C 13 nuclear Overhauser polarization nuclear magnetic resonance in rotating solids: Replacement of cross polarization in uniformly C13 labeled molecules with methyl groups

Abstract

A new C13 polarization technique in solids is presented on the basis of a recently proposed C13–C13 recoupling sequence [13C–1H dipolar-assisted rotational resonance (DARR), K. Takegoshi, S. Nakamura, and T. Terao, Chem. Phys. Lett. 344, 631 (2001)] operative under fast magic angle spinning (MAS), in which a rf field is applied to H1H with a rotary resonance condition but none to C13. The H1 irradiation in DARR saturates H1 signals, leading to the C13 signal enhancement due to the nuclear Overhauser effect for fast rotating methyl groups, if any. If we use a uniformly C13 labeled sample, C13–C13 polarization transfer enhanced by DARR successively distributes the enhanced methyl carbon polarization to the other C13 spins, leading to uniform enhancement for all C13 spins even under very fast MAS. In uniformly C13 labeled rotating samples, the enhancement factor in cross polarization (CP) is about 2.4, while in the present nuclear Overhauser polarization (NOP), it is 3.0 in the fast rotation limit of the methyl groups. While the CP enhancement becomes smaller for molecules with short T1ρ of H1 or C13, NOP would work well for such mobile molecules, and also NOP enables us to acquire a signal with a short repetition time even if H1 T1 is long.
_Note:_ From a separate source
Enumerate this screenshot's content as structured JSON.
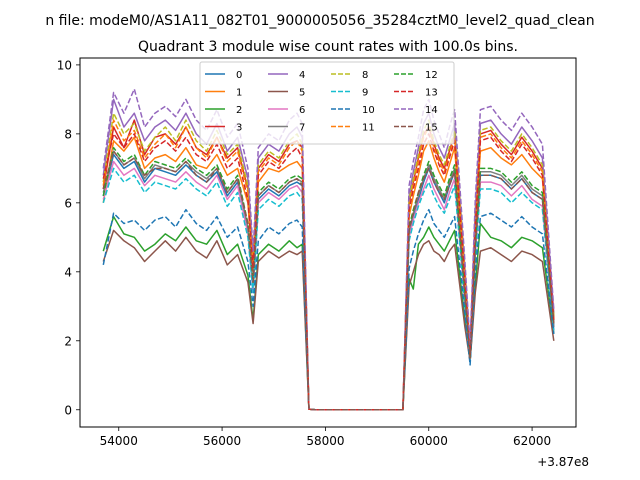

Further, NOP has the advantage of quantitativeness, and is very easy to carry out, being insensitive to the adjustment of rf field intensity and requiring only very low rf power. These features are demonstrated for uniformly C13, N15-labeled L-threonine and uniformly C13, N15-labeled glycylisoleucine. NOP-MAS is also applied for a naturally abundant C13 sample.